Ask questions about the family history in a sensitive manner.

Before you begin to take a family history, it is helpful to let your client/patient know that you will be asking many personal questions about his or her family.  If your client/patient realizes that this information is essential for your medical assessment, he or she will more likely openly answer questions.  Questions should be framed in an open-ended, non-judgmental manner.  For example, it is better to ask, "How often do you drink alcohol" rather than "Do you drink a lot?"  Acknowledging sensitive issues such as death, suicide, divorce, and pregnancy loss with a phrase such as "I'm sorry about your loss" or "That must have been a difficult time," indicates that you are caring and also leaves an opportunity for the client to give more details.

Table 3. Pedigree symbols for testing/evaluation information
(Adapted from Bennett, et al., 1995)

Ethical issues in recording a genetic family history.

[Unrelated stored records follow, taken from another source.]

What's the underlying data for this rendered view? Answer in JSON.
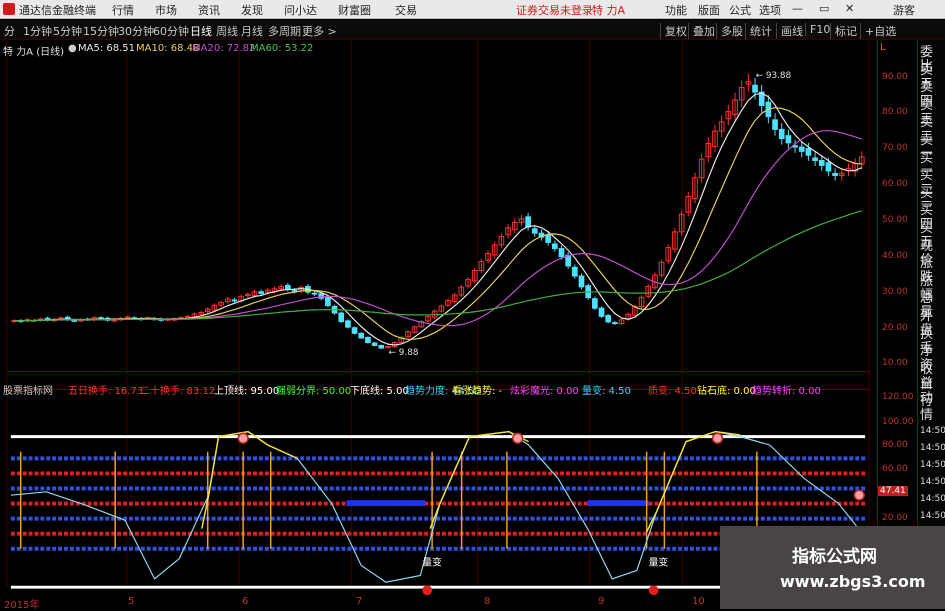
{
  "app": {
    "title": "通达信金融终端",
    "menu": [
      "行情",
      "市场",
      "资讯",
      "发现",
      "问小达",
      "财富圈",
      "交易"
    ],
    "notice": "证券交易未登录",
    "stock_name": "特 力A",
    "right_menu": [
      "功能",
      "版面",
      "公式",
      "选项"
    ],
    "guest": "游客"
  },
  "toolbar": {
    "periods": [
      "分",
      "1分钟",
      "5分钟",
      "15分钟",
      "30分钟",
      "60分钟",
      "日线",
      "周线",
      "月线",
      "多周期",
      "更多 >"
    ],
    "active": "日线",
    "right_buttons": [
      "复权",
      "叠加",
      "多股",
      "统计",
      "画线",
      "F10",
      "标记",
      "+自选"
    ]
  },
  "ma_header": {
    "name": "特 力A (日线)",
    "items": [
      {
        "label": "MA5: 68.51",
        "color": "#e8e8e8"
      },
      {
        "label": "MA10: 68.48",
        "color": "#e8d060"
      },
      {
        "label": "MA20: 72.82",
        "color": "#c050d0"
      },
      {
        "label": "MA60: 53.22",
        "color": "#50c050"
      }
    ]
  },
  "price_axis": {
    "ticks": [
      "90.00",
      "80.00",
      "70.00",
      "60.00",
      "50.00",
      "40.00",
      "30.00",
      "20.00",
      "10.00"
    ],
    "high_label": "93.88",
    "low_label": "9.88"
  },
  "indicator_header": {
    "name": "股票指标网",
    "items": [
      {
        "label": "五日换手: 16.73",
        "color": "#ff3030"
      },
      {
        "label": "二十换手: 83.12",
        "color": "#ff3030"
      },
      {
        "label": "上顶线: 95.00",
        "color": "#ffffff"
      },
      {
        "label": "强弱分界: 50.00",
        "color": "#30ff30"
      },
      {
        "label": "下底线: 5.00",
        "color": "#ffffff"
      },
      {
        "label": "趋势力度: 44.50",
        "color": "#40d0ff"
      },
      {
        "label": "看涨趋势: -",
        "color": "#ffff40"
      },
      {
        "label": "炫彩魔光: 0.00",
        "color": "#ff40ff"
      },
      {
        "label": "量变: 4.50",
        "color": "#40d0ff"
      },
      {
        "label": "质变: 4.50",
        "color": "#ff3030"
      },
      {
        "label": "钻石底: 0.00",
        "color": "#ffff40"
      },
      {
        "label": "趋势转折: 0.00",
        "color": "#ff40ff"
      }
    ]
  },
  "indicator_axis": {
    "ticks": [
      "120.00",
      "100.00",
      "80.00",
      "60.00",
      "40.00",
      "20.00"
    ],
    "value_label": "47.41",
    "annotations": [
      "量变",
      "量变"
    ]
  },
  "right_panel": {
    "items": [
      "委比",
      "卖五",
      "卖四",
      "卖三",
      "卖二",
      "卖一",
      "买一",
      "买二",
      "买三",
      "买四",
      "买五",
      "现价",
      "涨跌",
      "涨幅",
      "总量",
      "外盘",
      "换手",
      "净资",
      "收益",
      "自动",
      "行情",
      "14:50",
      "14:50",
      "14:50",
      "14:50",
      "14:50",
      "14:50",
      "14:50"
    ]
  },
  "x_axis": {
    "labels": [
      "2015年",
      "5",
      "6",
      "7",
      "8",
      "9",
      "10"
    ]
  },
  "watermark": {
    "line1": "指标公式网",
    "line2": "www.zbgs3.com"
  },
  "chart_data": {
    "type": "candlestick",
    "title": "特 力A (日线)",
    "x_labels": [
      "2015年",
      "5",
      "6",
      "7",
      "8",
      "9",
      "10"
    ],
    "ylim": [
      5,
      100
    ],
    "close": [
      18.5,
      18.2,
      18.8,
      18.6,
      19.0,
      18.7,
      18.9,
      19.3,
      18.8,
      18.5,
      18.7,
      18.9,
      19.4,
      19.0,
      18.6,
      18.8,
      19.2,
      19.6,
      19.1,
      18.9,
      19.3,
      19.0,
      18.6,
      18.9,
      19.1,
      19.4,
      19.8,
      20.5,
      21.0,
      22.0,
      23.2,
      24.0,
      25.1,
      24.5,
      25.8,
      26.5,
      27.3,
      26.8,
      27.8,
      28.2,
      28.9,
      28.1,
      27.5,
      28.6,
      27.2,
      26.7,
      25.3,
      23.1,
      20.8,
      18.2,
      16.5,
      14.6,
      13.2,
      11.8,
      10.9,
      10.1,
      10.6,
      11.8,
      13.4,
      15.1,
      16.6,
      18.2,
      19.8,
      21.4,
      22.9,
      24.6,
      26.3,
      28.7,
      31.0,
      33.8,
      36.5,
      39.0,
      41.6,
      44.2,
      46.8,
      48.5,
      49.6,
      47.1,
      45.2,
      44.0,
      42.4,
      40.5,
      38.0,
      35.2,
      32.1,
      28.8,
      25.5,
      22.3,
      19.8,
      18.1,
      17.6,
      18.7,
      20.4,
      22.8,
      25.6,
      28.9,
      32.4,
      36.3,
      40.8,
      45.6,
      51.0,
      56.4,
      62.1,
      67.8,
      72.6,
      76.4,
      79.2,
      82.4,
      85.9,
      89.7,
      91.5,
      88.3,
      84.2,
      80.8,
      76.9,
      74.1,
      72.8,
      71.5,
      70.2,
      69.0,
      67.4,
      65.9,
      64.2,
      62.8,
      63.5,
      64.9,
      66.4,
      68.5
    ],
    "series": [
      {
        "name": "MA5",
        "last": 68.51
      },
      {
        "name": "MA10",
        "last": 68.48
      },
      {
        "name": "MA20",
        "last": 72.82
      },
      {
        "name": "MA60",
        "last": 53.22
      }
    ],
    "colors": {
      "up": "#ff3030",
      "down": "#50e0ff",
      "ma5": "#e8e8e8",
      "ma10": "#e8d060",
      "ma20": "#c050d0",
      "ma60": "#40b040"
    }
  }
}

The personal nature of information recorded on a pedigree brings up several issues surrounding the protection of privacy and confidentiality.  For example, recording a termination of pregnancy on a pedigree may be useful for evaluating a woman for infertility since it documents that she has been pregnant.  However, her current partner may be unaware of this information.  Other commonly recorded yet sensitive information includes: same-sex relationships, non-paternity, pregnancies conceived by assisted reproductive technologies, suicide, alcoholism, and HIV status.  This information may be helpful in establishing or excluding a diagnosis, or in helping the health care or social service professional be aware of family issues.  However, this information if released to a third party (employer, insurer), may provide the opportunity for discrimination i.e., loss of insurance or a job.  Issues of privacy are also raised when a pedigree is exchanged between health care professionals or social service providers involved with different members of an extended family.  The pedigree may contain information previously unknown to other relatives i.e., presymptomatic test results, pregnancy terminations, etc.  Patient confidentiality should be carefully weighed against clinical and genetic relevance when choosing which information to record on a pedigree.  Establishing ethical guidelines to follow in recording a genetic family history both for clinical practice and for research publications can help avoid these problems.

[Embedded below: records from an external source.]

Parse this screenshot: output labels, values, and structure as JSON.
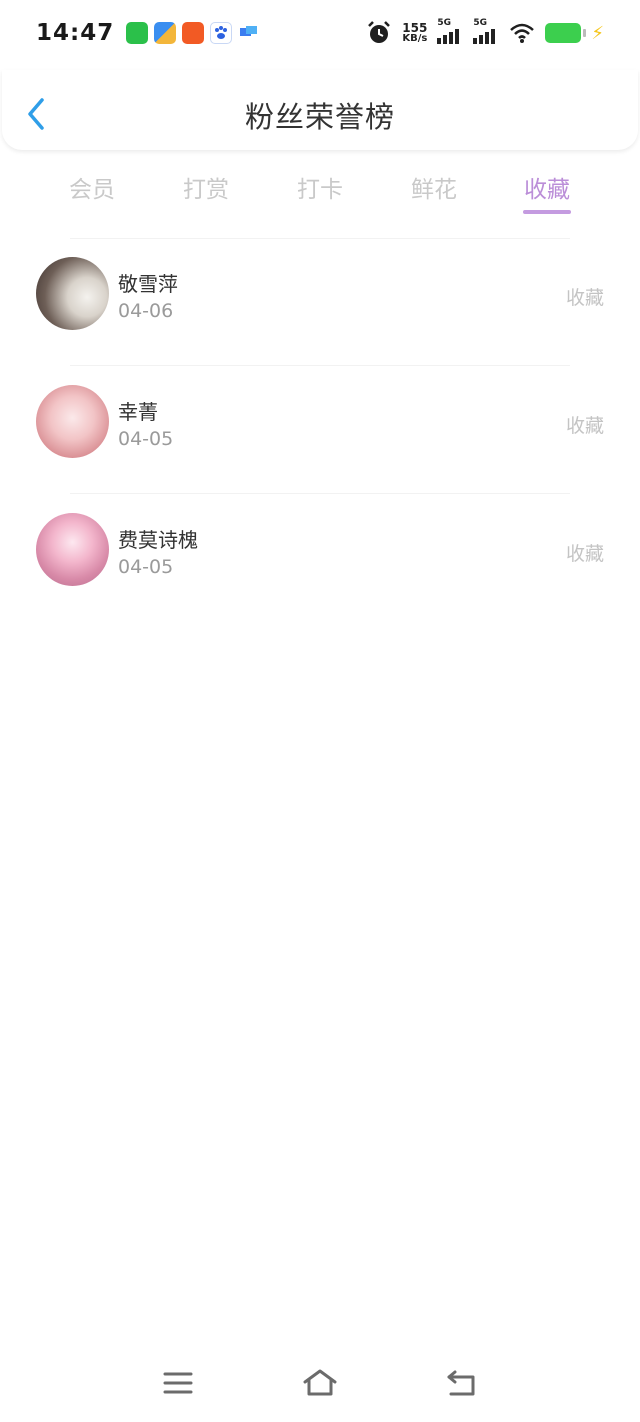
{
  "status_bar": {
    "time": "14:47",
    "net_speed_value": "155",
    "net_speed_unit": "KB/s",
    "sig1_label": "5G",
    "sig2_label": "5G",
    "app_icons": [
      "wechat-icon",
      "files-icon",
      "kuaishou-icon",
      "baidu-icon",
      "message-icon"
    ],
    "battery_color": "#3ccf4e"
  },
  "header": {
    "title": "粉丝荣誉榜",
    "back_icon": "chevron-left-icon",
    "accent": "#2f9ee8"
  },
  "tabs": [
    {
      "label": "会员",
      "active": false
    },
    {
      "label": "打赏",
      "active": false
    },
    {
      "label": "打卡",
      "active": false
    },
    {
      "label": "鲜花",
      "active": false
    },
    {
      "label": "收藏",
      "active": true
    }
  ],
  "tab_active_color": "#bb8ed8",
  "fans": [
    {
      "name": "敬雪萍",
      "date": "04-06",
      "action": "收藏"
    },
    {
      "name": "幸菁",
      "date": "04-05",
      "action": "收藏"
    },
    {
      "name": "费莫诗槐",
      "date": "04-05",
      "action": "收藏"
    }
  ],
  "nav": [
    "menu-icon",
    "home-icon",
    "back-icon"
  ]
}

TABLE 4 Factual and health information to include in a pedigree

The language of the pedigree.

Any new language or dialect is awkward at first.  With a little practice, the pedigree can become a valuable tool to incorporate into your daily practice.  Including an accurate pedigree in the patient/client's medical record can make the task of providing quality services in the complex world of evolving medical-genetic technology more efficient and complete.  Making the initial effort to record a detailed family history in a pedigree format can ultimately save time and prevent errors.  It may also improve the quality of communication between health professionals when reviewing a complex medical history and ultimately improve patient care.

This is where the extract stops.